Revisit how our teachers are trained
Dear Editor,
I am a fourth-year student attending one of Jamaica’s leading teacher-training institutions based in Mandeville. During the forced closure of the campus in March 2020 due to the novel coronavirus pandemic, we had to engage online platforms for further pedagogical deliveries.
The start of the new 2020-2021 academic year happens at a time when the novel coronavirus is in community spread, which means that our education and training will be delivered with the continued use of digital platforms.
As a student, it appears that our educators and the technocrats at the Ministry of Education have belatedly come to the realisation that the world has been redefined as a digital one, yet they continue to think in a pre-COVID-19 environment by stooping to the engagement of technology as a temporary measure. On further reflection, our education system seems disconnected from the call by the prime minister to embrace a Fourth Industrial Revolution mindset that would transform Jamaica.
It was therefore refreshing to read Dudley C McLean II column, ‘Time for a Fifth Industrial Revolution renaissance’ ( Jamaica Observer, October 2, 2020), in which he postulates that, “We, as a nation, need to revisit the delivery of education beginning with the early childhood level and at the primary levels, where our children can think critically in the digital environment.” Here, I would add that we should immediately revisit how our teachers are trained, especially students like myself, who will be graduating in 2021, to be effective in a world that has already changed.

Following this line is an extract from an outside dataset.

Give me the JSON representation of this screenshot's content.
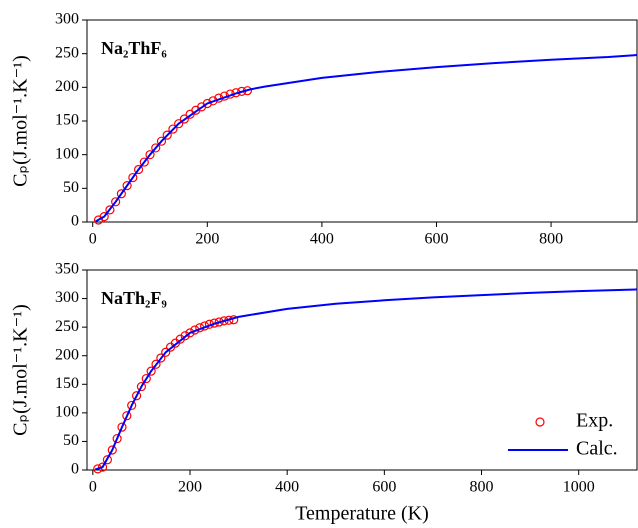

It is my hope that teachers colleges of Jamaica would be the proactive catalyst for this change by re-engaging their educators in new educational leadership thinking and the acceptance that our world has changed, along with the need to facilitate the preparation of teachers, “to embrace a world informed by technological pedagogies of the Fifth Industrial Revolution”.
Most importantly, we should start as a country by elevating the teaching profession to reflect its importance to society.